- Occupations: Journalist and presenter
- Years active: 1996–present

= Faye Barker =

English journalist and presenter

Faye Barker is an English journalist and presenter employed by ITN.

==Career==
She began her career at the London-based European Business News, an affiliate of CNBC, in October 1996.

After becoming a production journalist for ITN in 1999, she later made her on-screen TV debut for 5 News on Channel 5, where she was a presenter and reporter.

In 2001, she landed a presenting job for the regional evening news magazine Calendar on ITV Yorkshire.

Whilst working at ITV Yorkshire, she appeared as an undercover reporter on three series of Package Holiday Undercover on ITV. In 2004 she narrated the documentary series St Jimmys.

In 2005, Barker became a freelancer - appearing on the ITV Morning News, ITV News Channel, ITV News London, Setanta Sports News, Sky News and 5 News.

On 23 December 2005, she and Owen Thomas presented the final broadcast for the dedicated ITV News Channel which closed after five years of broadcasting.

In Autumn 2007 she made a cameo appearance playing a journalist in episode two of the ITV drama Whistleblowers. Since then she has appeared in the films Survivor (2015), Weekender (2011) and Hampstead (2016) and also played a newscaster in the Hulu series Four Weddings and a Funeral (2019)

On 12 January 2009 she was appointed the main newscaster of the ITV Morning News on ITV. The programme was discontinued in December 2012.

Barker would also present three short opts which air as part of Good Morning Britain) for ITV News London on ITV London (Wednesdays & Thursdays) - a role of which she continues.

She is also a reporter for the ITV Lunchtime News.

Her corporate work has included presenting awards shows and videos for Randtad, English National Ballet School and Middlesex University as well as hosting debates, including for Totaljobs.

In 2018, Barker joined 26 other celebrities under the artist name The Celebs and performed an original Christmas song called Rock With Rudolph, written and produced by Grahame and Jack Corbyn. The song was recorded in aid of Great Ormond Street Hospital and was released digitally through independent record label Saga Entertainment on 30 November 2018. The music video debuted exclusively with The Sun on 29 November 2018 and had its first TV showing on Good Morning Britain on 30 November 2018. The song peaked at number two on the iTunes pop chart.

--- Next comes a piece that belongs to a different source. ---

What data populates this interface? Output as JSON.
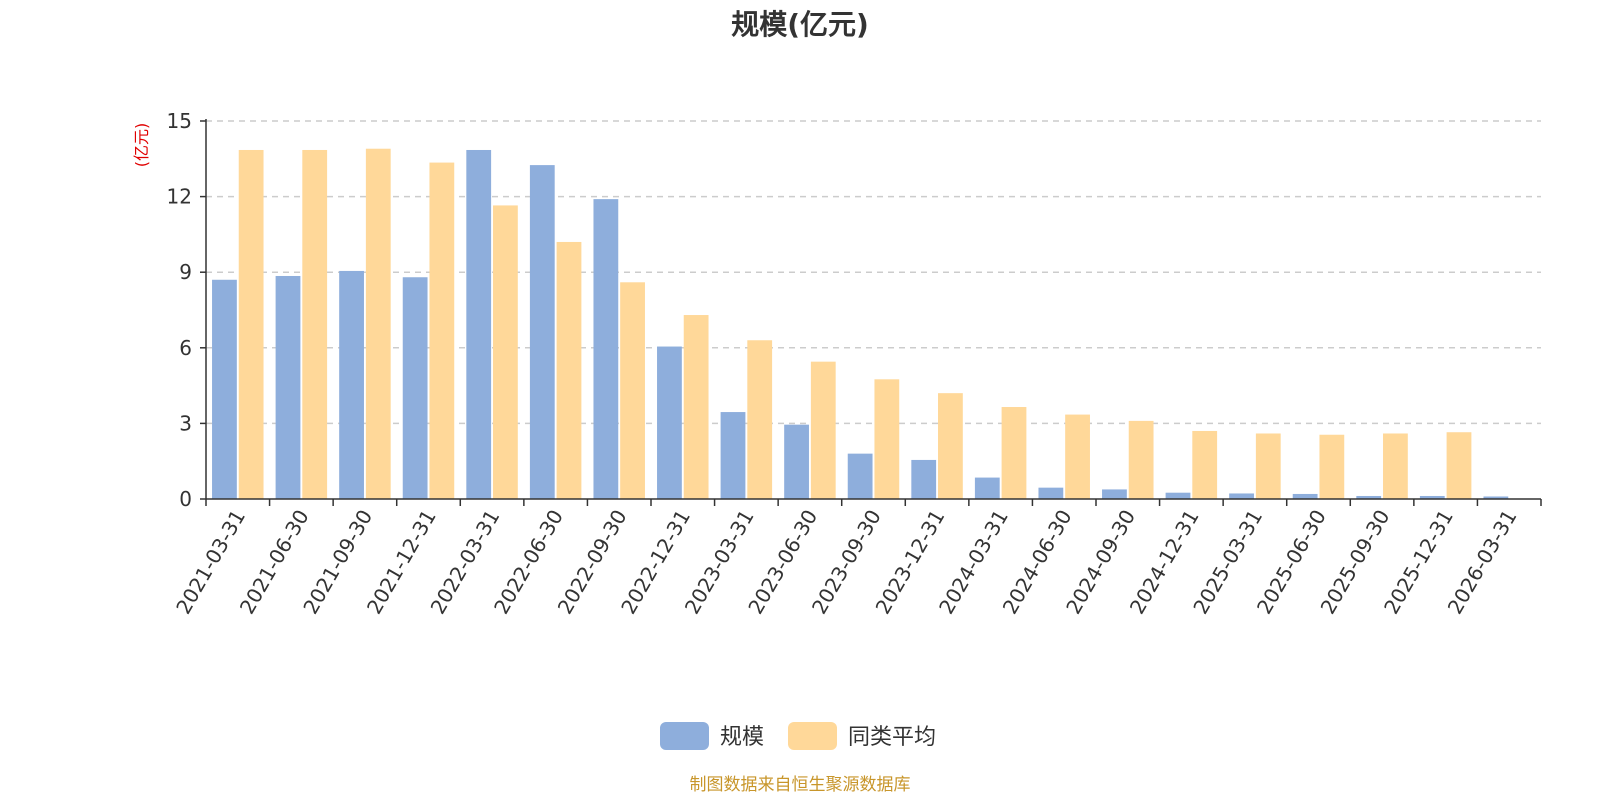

In 2020 amid the COVID-19 crisis Barker rejoined The Celebs, which this year included Frank Bruno and X Factor winner Sam Bailey to raise money for both Alzheimer's Society and Action for Children. They recorded a new rendition of Merry Christmas Everyone by Shakin' Stevens and it was released digitally on 11 December 2020, on independent record label Saga Entertainment. The music video debuted exclusively on Good Morning Britain the day before release. The song peaked at number two on the iTunes pop chart.

In September 2022, Barker rejoined The Celebs alongside Anne Hegerty and Jo O'Meara to mark the 40th anniversary of the Michael Jackson classic album Thriller and raise money for Great Ormond Street Hospital, with a new rendition of the title track, which was released on the independent record label Saga Entertainment and produced by Grahame and Jack Corbyn.

==Personal life==
Barker married Nick Jenkins at Bickleigh Castle, Devon, in September 2007. In 2010 she gave birth to her first child, a daughter. Her second child, and second daughter, was born in 2013. Her third child, a son, was born in 2016. She has lived in Ashtead, Surrey since 2016.

Barker has also done a certain amount of work for charity including presenting fashion shows for cancer charities. She was also part of the on-screen team at the International Broadcasting Convention in Amsterdam in 2006.